Merritt studied creative writing in college and has been writing across genres for a while. Songwriting is just one of her many creative outputs. But while Merritt might favor economy of language in song, her description of her writing process is filled with metaphors. She talks of "rolling around" in her creativity during the early stages of the process and of discarded song ideas as "pebbles on the trail to the next idea." She typically spends her mornings on words and her afternoons on music, because the lyrics require the sharpness of the morning. After lunch, Merritt says, that's when "you invite an instrument to come sit down with you."

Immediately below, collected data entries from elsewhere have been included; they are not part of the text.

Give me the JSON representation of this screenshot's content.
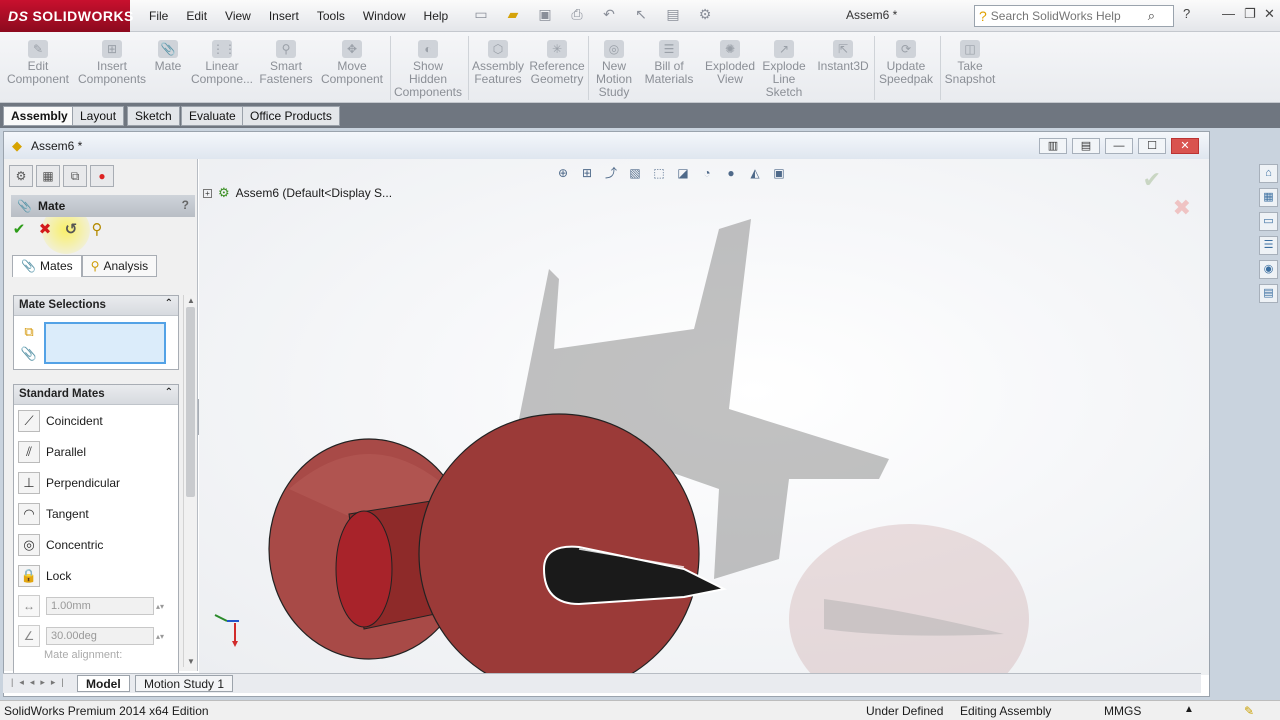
{
  "app": {
    "logo_text": "SOLIDWORKS",
    "document_title": "Assem6 *",
    "menu": [
      "File",
      "Edit",
      "View",
      "Insert",
      "Tools",
      "Window",
      "Help"
    ],
    "search_placeholder": "Search SolidWorks Help"
  },
  "command_manager": {
    "buttons": [
      {
        "label": "Edit\nComponent",
        "icon": "edit-component-icon"
      },
      {
        "label": "Insert\nComponents",
        "icon": "insert-components-icon"
      },
      {
        "label": "Mate",
        "icon": "mate-icon"
      },
      {
        "label": "Linear\nCompone...",
        "icon": "linear-pattern-icon"
      },
      {
        "label": "Smart\nFasteners",
        "icon": "smart-fasteners-icon"
      },
      {
        "label": "Move\nComponent",
        "icon": "move-component-icon"
      },
      {
        "label": "Show\nHidden\nComponents",
        "icon": "show-hidden-icon"
      },
      {
        "label": "Assembly\nFeatures",
        "icon": "assembly-features-icon"
      },
      {
        "label": "Reference\nGeometry",
        "icon": "reference-geometry-icon"
      },
      {
        "label": "New\nMotion\nStudy",
        "icon": "motion-study-icon"
      },
      {
        "label": "Bill of\nMaterials",
        "icon": "bom-icon"
      },
      {
        "label": "Exploded\nView",
        "icon": "exploded-view-icon"
      },
      {
        "label": "Explode\nLine\nSketch",
        "icon": "explode-line-icon"
      },
      {
        "label": "Instant3D",
        "icon": "instant3d-icon"
      },
      {
        "label": "Update\nSpeedpak",
        "icon": "speedpak-icon"
      },
      {
        "label": "Take\nSnapshot",
        "icon": "snapshot-icon"
      }
    ],
    "tabs": [
      "Assembly",
      "Layout",
      "Sketch",
      "Evaluate",
      "Office Products"
    ],
    "active_tab": "Assembly"
  },
  "document": {
    "title": "Assem6 *"
  },
  "property_manager": {
    "title": "Mate",
    "help": "?",
    "subtabs": [
      "Mates",
      "Analysis"
    ],
    "mate_selections_header": "Mate Selections",
    "standard_mates_header": "Standard Mates",
    "standard_mates": [
      "Coincident",
      "Parallel",
      "Perpendicular",
      "Tangent",
      "Concentric",
      "Lock"
    ],
    "distance_value": "1.00mm",
    "angle_value": "30.00deg",
    "mate_alignment_label": "Mate alignment:"
  },
  "viewport": {
    "tree_node_label": "Assem6  (Default<Display S..."
  },
  "bottom_tabs": [
    "Model",
    "Motion Study 1"
  ],
  "status_bar": {
    "edition": "SolidWorks Premium 2014 x64 Edition",
    "status": "Under Defined",
    "mode": "Editing Assembly",
    "units": "MMGS"
  },
  "colors": {
    "pushpin_red": "#9b3a38",
    "pin_needle": "#1a1a1a",
    "ok_green": "#2d9c18",
    "cancel_red": "#d31b1b",
    "selection_blue": "#53a2e6"
  }
}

Want to be in a Lydia Loveless song? It's easy: sit next to her at dinner. Well, don't sit at her table, because she might not listening to you. Instead, she's listening to the tables next to her for a line or two that she can put in a song. "It's a bad habit. I'm always eavesdropping on people. If I'm out to dinner, I'm always listening to the other tables and not paying attention to mine. I'm not even doing it consciously. But I get some great song ideas from those conversations," Loveless told me.
Loveless's songwriting process involves a few rituals. She journals every day, and she's been doing it ever since she was a young child, even though her first journal was nothing but lower case e's because that was the only letter she could write. Now that Loveless is an adult, there's one part of her process that cannot waver: she must use a Pilot Precise Extra Fine Pen with black ink. Any other pen "ruins the process," she said.
Most artists need external stimulation, some interaction with their environment, to create. That’s why the pandemic has made it difficult for songwriters: while some have taken advantage of the lull in touring to write, many others have found the isolation debilitating to their creative process. The two Nashville-based songwriters I interviewed in this video, Langhorne Slim and Jillette Johnson, have struggled at times to write songs during quarantine.